Thorpe Park walk in pictures

Pictures by Jonathan Bridgland.  Rambling notes by Tony Attwood











Sadly work commitments meant I was unable to participate in this walk but I am delighted to have been sent the photographs and with no one else having written up a commentary I guess it is once more down to me to interpret what our intrepid band had to contemplate as they ventured forth.

And indeed above we see the backs of some of the ensemble making their way along a footpath, but clearly at once we note that this is dangerous territory, for if you inspect the top left of the picture you will see grey shapes above the river.  I can only take these to be the opening salvoes of an erupting volcano which I am sure our walk leader was at this very moment pointing out to the ensemble as they moved along the path.

And clearly this arriving explosion from the bowels of the earth, for which of course the Peterborough region is justly notorious, meant that even the wildlife felt it was time to leg it (as it were) and make haste for, if not the hills, then at least the bushes.

Such was the deep concern about this eruption of this well known event (which was sadly not mentioned on the local radio stations)  that all modes of transport were utilised in an effort to get away as fast as possible.

You will notice in the picture above, the red and white poles placed within the water by the notorious red and white pole community, for reasons that will not become clear at this time.

But eventually escape was secured from the tumult and our merry band entered the safety of the world-famous Peterborough Rainforest, here seen on one of the few occasions on which it was not actually raining.  Notice the speed at which the undergrowth is growing.

And here we can also see that within minutes completely new life forms have emerged from the depths of the underground explosion, and are even now spreading out in all directions.
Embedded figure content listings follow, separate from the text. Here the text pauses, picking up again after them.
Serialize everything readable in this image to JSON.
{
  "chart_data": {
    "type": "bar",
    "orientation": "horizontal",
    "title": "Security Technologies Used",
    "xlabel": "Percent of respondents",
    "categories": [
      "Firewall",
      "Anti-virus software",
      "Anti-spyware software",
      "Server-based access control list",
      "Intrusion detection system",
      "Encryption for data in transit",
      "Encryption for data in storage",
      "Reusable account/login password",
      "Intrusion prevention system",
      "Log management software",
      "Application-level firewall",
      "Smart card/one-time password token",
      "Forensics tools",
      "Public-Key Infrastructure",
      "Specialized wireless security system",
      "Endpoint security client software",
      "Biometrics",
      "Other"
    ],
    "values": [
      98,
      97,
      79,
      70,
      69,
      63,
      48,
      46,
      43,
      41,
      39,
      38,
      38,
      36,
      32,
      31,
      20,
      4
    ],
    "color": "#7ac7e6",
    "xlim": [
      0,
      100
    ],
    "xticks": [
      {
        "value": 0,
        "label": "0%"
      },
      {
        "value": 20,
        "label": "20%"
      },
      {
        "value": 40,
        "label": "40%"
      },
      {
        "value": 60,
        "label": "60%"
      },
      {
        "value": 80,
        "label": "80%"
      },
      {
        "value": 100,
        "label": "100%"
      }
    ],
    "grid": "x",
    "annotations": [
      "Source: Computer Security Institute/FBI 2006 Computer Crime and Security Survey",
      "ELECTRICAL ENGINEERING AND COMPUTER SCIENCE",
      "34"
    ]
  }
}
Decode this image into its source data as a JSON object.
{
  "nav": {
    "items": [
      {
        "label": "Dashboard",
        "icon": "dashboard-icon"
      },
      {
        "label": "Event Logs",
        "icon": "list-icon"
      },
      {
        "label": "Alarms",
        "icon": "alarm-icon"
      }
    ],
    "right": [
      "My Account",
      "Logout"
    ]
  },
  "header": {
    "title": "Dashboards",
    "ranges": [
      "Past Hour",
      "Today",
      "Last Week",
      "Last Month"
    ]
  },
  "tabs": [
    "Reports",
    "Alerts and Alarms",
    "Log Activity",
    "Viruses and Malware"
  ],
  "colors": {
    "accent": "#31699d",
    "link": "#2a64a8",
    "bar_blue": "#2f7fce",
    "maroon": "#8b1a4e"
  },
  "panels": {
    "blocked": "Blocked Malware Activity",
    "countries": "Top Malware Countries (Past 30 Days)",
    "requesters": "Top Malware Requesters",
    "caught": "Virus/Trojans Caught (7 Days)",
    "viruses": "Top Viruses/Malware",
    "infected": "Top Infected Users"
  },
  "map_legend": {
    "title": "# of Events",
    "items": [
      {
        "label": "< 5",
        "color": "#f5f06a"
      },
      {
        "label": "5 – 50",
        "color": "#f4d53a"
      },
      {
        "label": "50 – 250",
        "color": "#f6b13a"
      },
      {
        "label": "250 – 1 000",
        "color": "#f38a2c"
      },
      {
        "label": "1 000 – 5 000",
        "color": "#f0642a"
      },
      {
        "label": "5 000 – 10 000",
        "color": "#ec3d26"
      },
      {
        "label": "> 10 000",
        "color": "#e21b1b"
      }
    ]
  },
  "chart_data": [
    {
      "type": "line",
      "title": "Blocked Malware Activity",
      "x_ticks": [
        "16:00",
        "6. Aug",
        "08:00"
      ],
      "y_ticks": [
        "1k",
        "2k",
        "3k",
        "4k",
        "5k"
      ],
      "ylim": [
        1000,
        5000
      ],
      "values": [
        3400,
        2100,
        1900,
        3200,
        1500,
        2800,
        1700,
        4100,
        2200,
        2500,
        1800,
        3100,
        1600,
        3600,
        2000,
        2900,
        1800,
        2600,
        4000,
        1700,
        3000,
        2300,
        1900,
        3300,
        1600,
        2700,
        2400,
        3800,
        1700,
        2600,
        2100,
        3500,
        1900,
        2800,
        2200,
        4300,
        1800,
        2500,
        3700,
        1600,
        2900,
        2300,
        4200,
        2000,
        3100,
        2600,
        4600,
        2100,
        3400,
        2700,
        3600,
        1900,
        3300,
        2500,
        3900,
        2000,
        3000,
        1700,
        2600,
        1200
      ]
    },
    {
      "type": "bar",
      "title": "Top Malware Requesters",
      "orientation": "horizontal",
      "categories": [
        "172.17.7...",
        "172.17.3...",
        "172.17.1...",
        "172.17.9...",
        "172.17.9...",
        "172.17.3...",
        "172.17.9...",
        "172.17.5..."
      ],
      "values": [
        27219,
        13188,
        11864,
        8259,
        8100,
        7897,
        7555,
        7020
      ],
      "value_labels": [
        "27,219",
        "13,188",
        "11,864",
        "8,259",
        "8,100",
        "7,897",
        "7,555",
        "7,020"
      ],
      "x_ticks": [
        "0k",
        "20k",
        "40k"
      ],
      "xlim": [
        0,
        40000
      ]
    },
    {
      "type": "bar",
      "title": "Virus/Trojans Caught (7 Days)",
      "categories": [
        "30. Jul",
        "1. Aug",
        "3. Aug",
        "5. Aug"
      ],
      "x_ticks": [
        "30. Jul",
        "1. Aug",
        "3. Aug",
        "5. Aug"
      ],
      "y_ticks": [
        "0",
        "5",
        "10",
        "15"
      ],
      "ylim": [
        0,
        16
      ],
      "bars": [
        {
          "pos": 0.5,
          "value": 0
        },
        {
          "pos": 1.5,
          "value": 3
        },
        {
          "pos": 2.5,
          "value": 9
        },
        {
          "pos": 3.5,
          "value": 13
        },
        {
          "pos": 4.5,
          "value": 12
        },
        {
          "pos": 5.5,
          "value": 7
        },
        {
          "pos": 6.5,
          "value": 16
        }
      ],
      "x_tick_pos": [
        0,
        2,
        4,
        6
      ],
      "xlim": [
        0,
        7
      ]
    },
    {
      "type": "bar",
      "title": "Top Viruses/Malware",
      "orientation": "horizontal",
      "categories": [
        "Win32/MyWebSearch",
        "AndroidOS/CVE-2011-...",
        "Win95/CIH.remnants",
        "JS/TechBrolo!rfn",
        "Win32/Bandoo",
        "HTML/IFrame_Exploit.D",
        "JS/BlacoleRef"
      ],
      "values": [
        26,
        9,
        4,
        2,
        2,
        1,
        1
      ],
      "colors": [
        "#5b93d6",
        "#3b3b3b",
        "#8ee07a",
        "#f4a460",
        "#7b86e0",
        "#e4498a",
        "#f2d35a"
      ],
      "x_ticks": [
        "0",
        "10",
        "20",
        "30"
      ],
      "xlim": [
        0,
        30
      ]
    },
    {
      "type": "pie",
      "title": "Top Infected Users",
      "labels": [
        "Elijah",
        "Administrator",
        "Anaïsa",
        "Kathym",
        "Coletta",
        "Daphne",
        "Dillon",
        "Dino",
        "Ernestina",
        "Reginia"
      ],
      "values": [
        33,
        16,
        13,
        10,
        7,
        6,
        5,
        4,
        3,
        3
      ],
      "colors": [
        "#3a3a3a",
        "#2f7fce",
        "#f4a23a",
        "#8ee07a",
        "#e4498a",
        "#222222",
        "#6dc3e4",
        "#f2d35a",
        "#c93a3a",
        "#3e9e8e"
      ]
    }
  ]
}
Remnants of several walking parties who have previously walked this way but without the care, consideration and preparation for which Peterborough Ramblers are justly famous were to be found along the way but of course it would be utterly disrepectful of our photographer to take pictures.

But our merry band saw the infamous man-eating grey plants of Thorpe Park, and avoided them.

However not all life forms were so lucky as above you can see the remains of a previous walking party that did not take the meticulous care and preparation in heading for walks, for which Peterborough Ramblers are justly world-famous.

The patrol of newly evolved life looked on approvingly as our team marched on undaunted through the undergrowth, anxious to see what was left of civilisation once they emerged from the safety of the forest.

And all the while the Guardian of the Gate, looked on approvingly, his magic symbols foretelling the date and time of the next explosion with an accuracy at which mankind can only marvel.

Of course, we are already planning the next walk in the region and bookings will soon be open.

But a word of caution.  If you tell friends and relatives about the extraordinary events witnessed here they might not believe you.  This is of course part of the propaganda system organised by estate agents in a desperate attempt to keep house prices rising.

If anyone is kind enough to take pictures of the next walk, and then does not provide a commentary to go with them, I shall endeavour to fill in the gap once more.